Le sourire de Graham s’évanouit. Il se racla la gorge.

— Eh bien, pour être honnête, elle ne sait pas que c’est à moi qu’elle écrit, avoua-t-il, percevant parfaitement la petite intonation défensive dans sa voix.

Il prit son propre verre d’eau et en vida la moitié d’un trait.

Quinn laissa échapper un petit soupir, puis leva les yeux pour croiser son regard par-dessus le rebord de son verre.

— Tu l’as sans doute déjà vue. Elle sortait de chez Sprinkles au moment où tu y entrais. C’est une grande fille élancée. Une rousse ?

Il en eut un coup au cœur. Il abaissa lentement son verre, en repensant à la fille aux yeux verts, celle qui l’avait toisé, d’abord avec un air réprobateur, et puis avec une sorte de demi-sourire franchement hésitant.

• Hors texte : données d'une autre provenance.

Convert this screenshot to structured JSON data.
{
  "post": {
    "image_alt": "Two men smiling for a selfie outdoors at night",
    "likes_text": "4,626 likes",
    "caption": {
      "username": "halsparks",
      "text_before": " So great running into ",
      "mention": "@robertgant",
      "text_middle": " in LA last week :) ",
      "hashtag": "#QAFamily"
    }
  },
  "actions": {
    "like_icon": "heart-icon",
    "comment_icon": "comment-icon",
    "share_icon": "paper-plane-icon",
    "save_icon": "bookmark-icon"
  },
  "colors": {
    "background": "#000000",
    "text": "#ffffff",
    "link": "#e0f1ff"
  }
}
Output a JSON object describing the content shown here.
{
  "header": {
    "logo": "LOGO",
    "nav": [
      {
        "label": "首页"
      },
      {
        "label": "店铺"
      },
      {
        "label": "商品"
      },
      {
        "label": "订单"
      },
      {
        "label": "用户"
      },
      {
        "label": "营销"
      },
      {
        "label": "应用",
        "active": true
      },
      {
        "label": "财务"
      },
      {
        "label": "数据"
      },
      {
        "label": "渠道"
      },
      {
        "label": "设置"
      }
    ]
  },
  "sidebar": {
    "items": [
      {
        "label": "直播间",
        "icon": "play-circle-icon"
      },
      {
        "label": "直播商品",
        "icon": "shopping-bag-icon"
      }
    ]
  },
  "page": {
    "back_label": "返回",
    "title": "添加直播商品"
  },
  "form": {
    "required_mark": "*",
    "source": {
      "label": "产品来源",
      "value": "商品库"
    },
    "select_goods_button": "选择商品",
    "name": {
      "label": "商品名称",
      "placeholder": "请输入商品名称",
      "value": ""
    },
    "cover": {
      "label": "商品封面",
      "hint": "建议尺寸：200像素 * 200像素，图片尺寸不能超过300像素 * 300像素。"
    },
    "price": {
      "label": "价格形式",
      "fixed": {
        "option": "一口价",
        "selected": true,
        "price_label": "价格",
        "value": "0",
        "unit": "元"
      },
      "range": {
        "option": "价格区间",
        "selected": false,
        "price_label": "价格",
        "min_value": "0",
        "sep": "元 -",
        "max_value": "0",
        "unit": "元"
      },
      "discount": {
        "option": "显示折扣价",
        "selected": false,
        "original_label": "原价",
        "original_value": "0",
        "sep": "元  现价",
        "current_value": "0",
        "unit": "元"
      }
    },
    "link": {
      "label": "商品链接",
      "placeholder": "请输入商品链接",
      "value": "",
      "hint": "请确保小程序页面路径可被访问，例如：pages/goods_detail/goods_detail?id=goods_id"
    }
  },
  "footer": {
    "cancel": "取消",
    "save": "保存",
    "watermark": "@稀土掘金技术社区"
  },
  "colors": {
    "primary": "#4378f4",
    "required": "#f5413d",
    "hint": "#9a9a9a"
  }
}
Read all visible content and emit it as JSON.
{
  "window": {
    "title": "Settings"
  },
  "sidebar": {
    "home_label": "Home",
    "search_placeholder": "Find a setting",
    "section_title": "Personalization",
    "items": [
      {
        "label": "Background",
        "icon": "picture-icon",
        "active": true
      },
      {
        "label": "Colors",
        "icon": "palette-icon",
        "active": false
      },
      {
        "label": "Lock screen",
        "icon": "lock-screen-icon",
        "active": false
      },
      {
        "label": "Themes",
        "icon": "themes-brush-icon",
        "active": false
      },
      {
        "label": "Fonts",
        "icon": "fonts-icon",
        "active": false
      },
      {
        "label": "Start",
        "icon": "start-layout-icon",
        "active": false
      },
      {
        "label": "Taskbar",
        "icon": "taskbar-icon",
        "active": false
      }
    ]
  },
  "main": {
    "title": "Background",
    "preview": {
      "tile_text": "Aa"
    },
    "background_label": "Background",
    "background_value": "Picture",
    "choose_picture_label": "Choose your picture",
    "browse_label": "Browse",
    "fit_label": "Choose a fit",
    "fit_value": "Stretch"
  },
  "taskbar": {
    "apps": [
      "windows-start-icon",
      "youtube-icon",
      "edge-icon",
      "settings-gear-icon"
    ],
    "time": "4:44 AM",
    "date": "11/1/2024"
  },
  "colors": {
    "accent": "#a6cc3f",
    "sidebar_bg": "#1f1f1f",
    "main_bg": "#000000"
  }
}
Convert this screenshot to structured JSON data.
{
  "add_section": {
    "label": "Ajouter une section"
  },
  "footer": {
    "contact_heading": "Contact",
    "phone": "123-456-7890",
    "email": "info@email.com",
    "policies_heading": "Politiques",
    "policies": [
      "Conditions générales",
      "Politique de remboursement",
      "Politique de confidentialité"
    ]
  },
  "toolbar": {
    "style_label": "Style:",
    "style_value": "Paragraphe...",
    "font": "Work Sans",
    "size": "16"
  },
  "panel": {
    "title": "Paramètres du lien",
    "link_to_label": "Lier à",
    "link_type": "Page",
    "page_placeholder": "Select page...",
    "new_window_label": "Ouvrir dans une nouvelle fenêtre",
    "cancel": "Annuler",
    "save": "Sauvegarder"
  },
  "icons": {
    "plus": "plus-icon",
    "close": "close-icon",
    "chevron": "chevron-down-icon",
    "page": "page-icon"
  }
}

— Oui, je crois que je l’ai vue, c’est vrai. (Il sentit, malgré lui, son regard se diriger vers la porte et se força à reporter son attention sur son invitée.) C’est cool, lâcha-t-il négligemment, en étirant le cou pour chercher le serveur et en reprenant le menu. Je vais voir si je peux la trouver demain.

De l’autre côté de la table, Quinn l’observait. Il sentait son regard perçant braqué sur lui. Au bout d’un moment, il abaissa son menu et releva les yeux vers elle.

— Vas-y, lui dit-elle.

Il haussa les sourcils.

— « Vas-y » où ?

Il avait beau veiller à garder son calme et à prendre un ton neutre.

Mais, quand les caméras ne tournaient pas, il faisait un piètre menteur, et il savait qu’elle n’était pas dupe.

— Va la retrouver, insista Quinn, avec un petit sourire en coin. Tu as déjà fait tout ce chemin et je ne vais quand même pas t’obliger à endurer un dîner entier, assis bien gentiment en face de moi.

— Non, non, protesta – faiblement – Graham. Je passe un excellent moment en ta compagnie.

Elle roula des yeux comme des billes.

— Non, franchement, c’est bon, lui assura-t-elle, en jetant un coup d’œil par-dessus son épaule au serveur qui s’attardait toujours à l’entrée des cuisines. Je vais dire à Devon de dîner avec moi. Et je vais te laisser payer quand même, ajouta-t-elle, en lui faisant un clin d’œil.

Il éclata de rire.

— Tu es sûre ?

— Certaine.

Alors, avant qu’aucun d’eux n’ait le temps de changer d’avis, Graham tira une poignée de billets de son portefeuille, les posa sur la table et se leva.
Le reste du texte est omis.